Nos cerveaux fonctionnent de manière mystérieuse. En cherchant presque tous les soirs une citation sur l'art, je tombe sur l'écrivain anglais Virginia Woolf. Quelques jours plus tard, je me retrouve dans l'atelier de l'artiste hispano-belge Isabel Miquel Arqués, dont les œuvres sont exposées à la galerie Ingrid Deuss d'Anvers.
On me reproche parfois de penser de manière associative et d'oser sauter les étapes logiques pour raconter mon histoire. Peut-être l'introduction ci-dessus semblera-t-elle donc plutôt énigmatique au premier abord. Isabel rit quand je lui explique mon cheminement de pensée et me rassure en me disant que son cerveau fonctionne de similairement. Elle est occupée à terminer la deuxième partie de sa trilogie Beyond Borders. Avant cela, elle s'est rendue dans le groupe Bloomsbury, en Angleterre, pour son projet photo sur Virginia Woolf.
Une trilogie de femmes fortes
Pour le premier volet, Isabel s'est rendue à Rungstedlund, au Danemark, où son appareil photo a dialogué avec des objets quotidiens de la vie de Karen Blixen, que nous connaissons surtout comme l'auteur du livre "Out of Africa". "Et bientôt, je me rendrai à Santa Fe, au Ghost Ranch de Georgia O'Keeffe, pour travailler sur le dernier volet de la trilogie. Je suis encore en train d'élaborer le deuxième livre, mais l'occasion s'est déjà présentée de me rendre au Nouveau-Mexique. Et je saisis cette opportunité à deux mains. (rires)"

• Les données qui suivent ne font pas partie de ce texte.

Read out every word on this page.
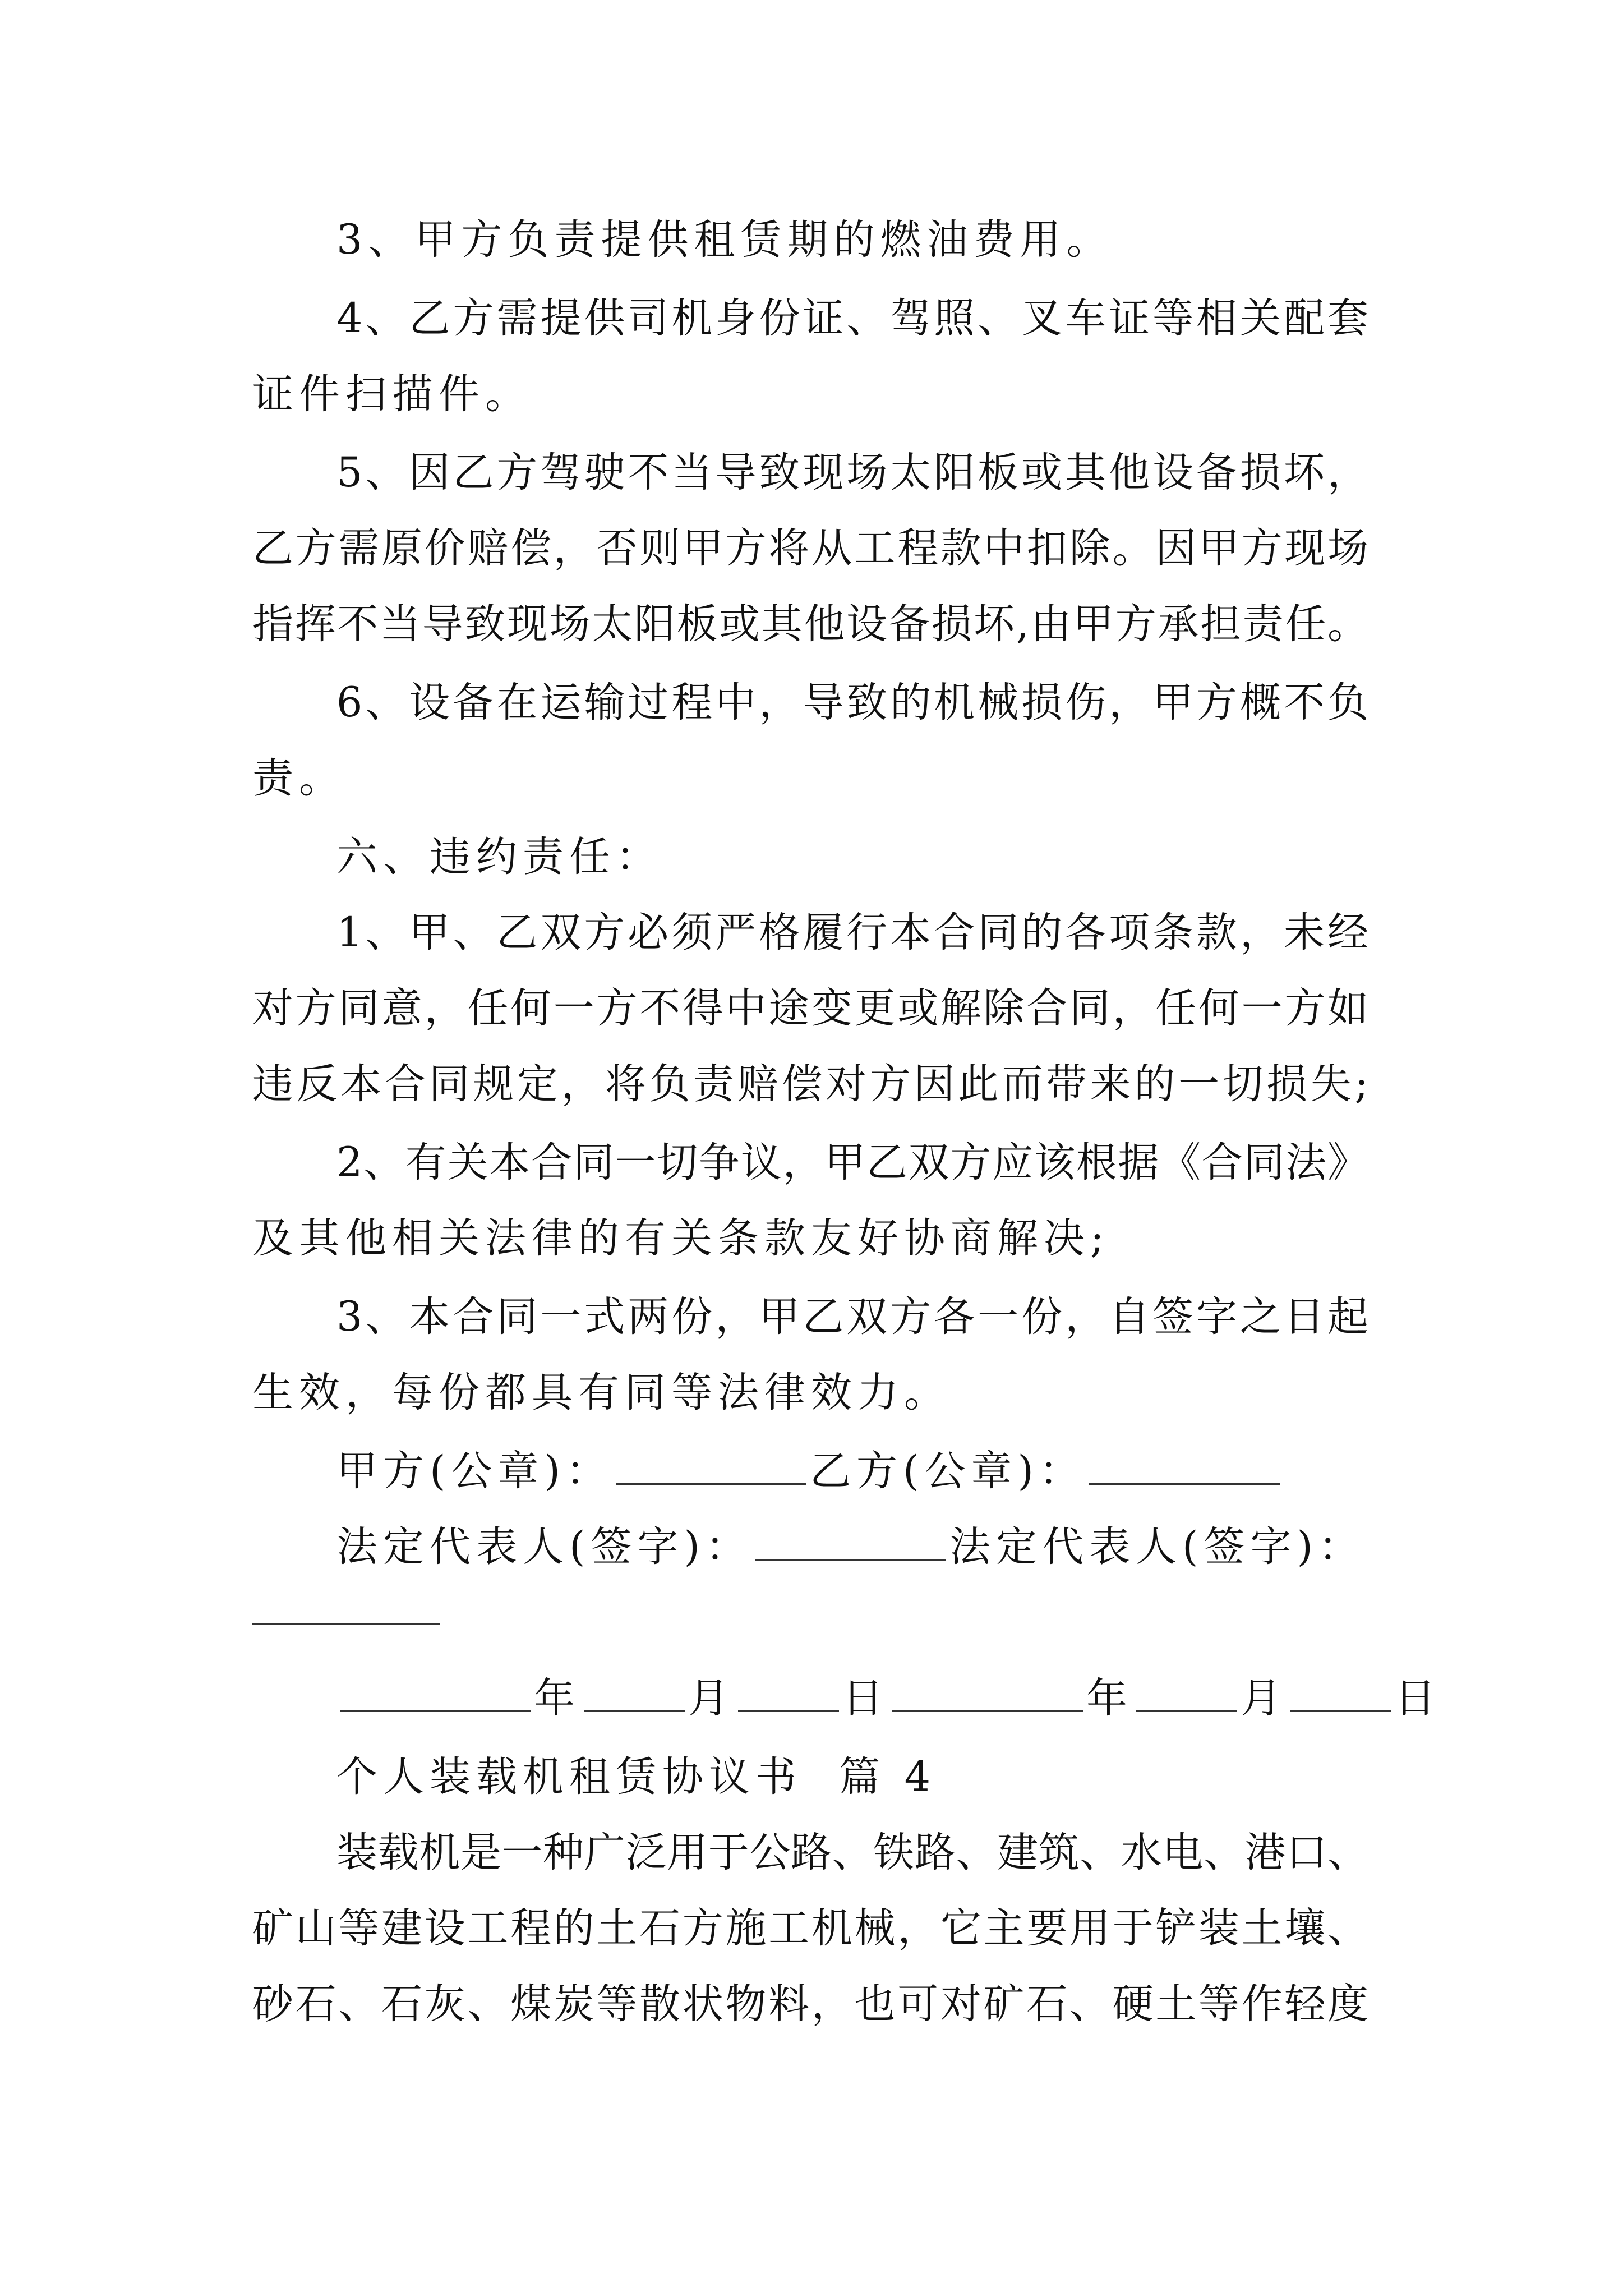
3、甲方负责提供租赁期的燃油费用。
4、乙方需提供司机身份证、驾照、叉车证等相关配套
证件扫描件。
5、因乙方驾驶不当导致现场太阳板或其他设备损坏，
乙方需原价赔偿，否则甲方将从工程款中扣除。因甲方现场
指挥不当导致现场太阳板或其他设备损坏,由甲方承担责任。
6、设备在运输过程中，导致的机械损伤，甲方概不负
责。
六、违约责任：
1、甲、乙双方必须严格履行本合同的各项条款，未经
对方同意，任何一方不得中途变更或解除合同，任何一方如
违反本合同规定，将负责赔偿对方因此而带来的一切损失;
2、有关本合同一切争议，甲乙双方应该根据《合同法》
及其他相关法律的有关条款友好协商解决;
3、本合同一式两份，甲乙双方各一份，自签字之日起
生效，每份都具有同等法律效力。
甲方(公章)：	乙方(公章)：
法定代表人(签字)：	法定代表人(签字)：
年	月	日	年	月	日
个人装载机租赁协议书  篇 4
装载机是一种广泛用于公路、铁路、建筑、水电、港口、
矿山等建设工程的土石方施工机械，它主要用于铲装土壤、
砂石、石灰、煤炭等散状物料，也可对矿石、硬土等作轻度
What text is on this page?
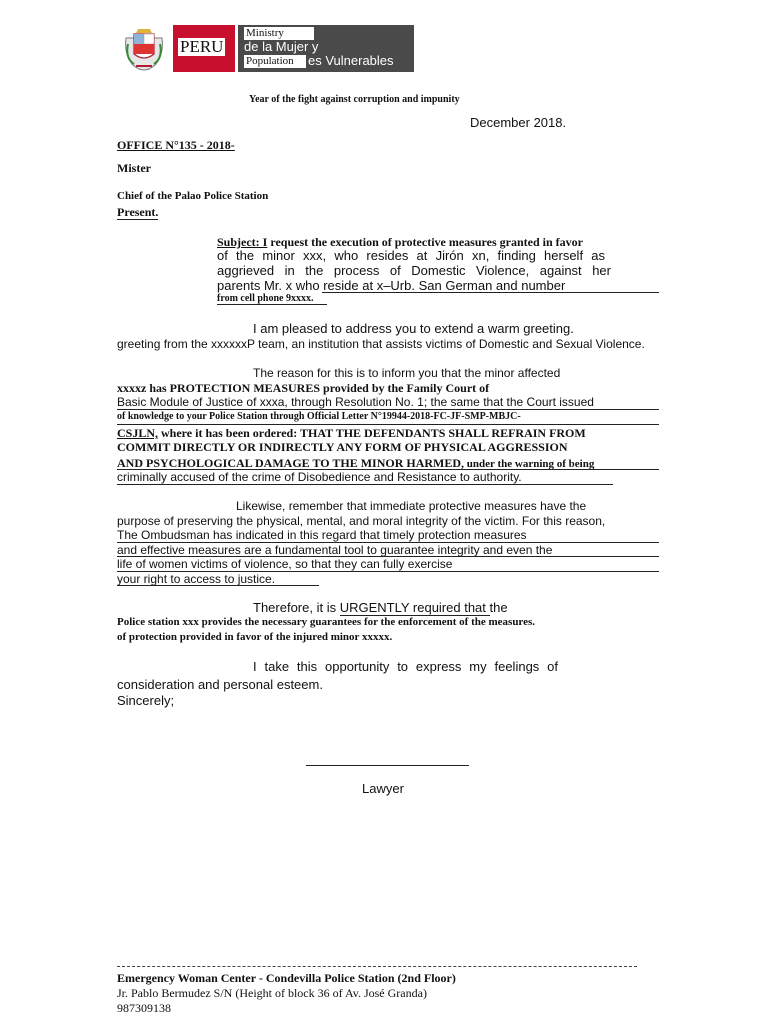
PERU
Ministry
de la Mujer y
Population	es Vulnerables
Year of the fight against corruption and impunity
December 2018.
OFFICE N°135 - 2018-
Mister
Chief of the Palao Police Station
Present.
Subject: I request the execution of protective measures granted in favor
of the minor xxx, who resides at Jirón xn, finding herself as
aggrieved in the process of Domestic Violence, against her
parents Mr. x who reside at x–Urb. San German and number
from cell phone 9xxxx.
I am pleased to address you to extend a warm greeting.
greeting from the xxxxxxP team, an institution that assists victims of Domestic and Sexual Violence.
The reason for this is to inform you that the minor affected
xxxxz has PROTECTION MEASURES provided by the Family Court of
Basic Module of Justice of xxxa, through Resolution No. 1; the same that the Court issued
of knowledge to your Police Station through Official Letter N°19944-2018-FC-JF-SMP-MBJC-
CSJLN, where it has been ordered: THAT THE DEFENDANTS SHALL REFRAIN FROM
COMMIT DIRECTLY OR INDIRECTLY ANY FORM OF PHYSICAL AGGRESSION
AND PSYCHOLOGICAL DAMAGE TO THE MINOR HARMED, under the warning of being
criminally accused of the crime of Disobedience and Resistance to authority.
Likewise, remember that immediate protective measures have the
purpose of preserving the physical, mental, and moral integrity of the victim. For this reason,
The Ombudsman has indicated in this regard that timely protection measures
and effective measures are a fundamental tool to guarantee integrity and even the
life of women victims of violence, so that they can fully exercise
your right to access to justice.
Therefore, it is URGENTLY required that the
Police station xxx provides the necessary guarantees for the enforcement of the measures.
of protection provided in favor of the injured minor xxxxx.
I take this opportunity to express my feelings of
consideration and personal esteem.
Sincerely;
Lawyer
Emergency Woman Center - Condevilla Police Station (2nd Floor)
Jr. Pablo Bermudez S/N (Height of block 36 of Av. José Granda)
987309138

Pendant la conversation, une artiste enthousiaste me prend en remorque parmi toutes les différentes idées sur lesquelles elle travaille actuellement. Sur le sol de son atelier se trouvent des photographies de la série “The Spain of My Father” pour laquelle elle a reçu une reconnaissance honorable au Japon lors du prestigieux Hariban Award 2022. Quelques secondes plus tard, je me trouve devant une table remplie d'objets qui, à première vue, ressemblent tous à des oreilles. Elle convient que ce sont bien des objets qui auraient pu faire partie de l'exposition collective que l'on peut visiter jusqu'au 16 avril à la Villa Les Zéphyrs à Westende. Pour moi, Les oreilles de la mer est une installation où se rejoignent toutes les narrations artistiques de l'œuvre d'Arqués.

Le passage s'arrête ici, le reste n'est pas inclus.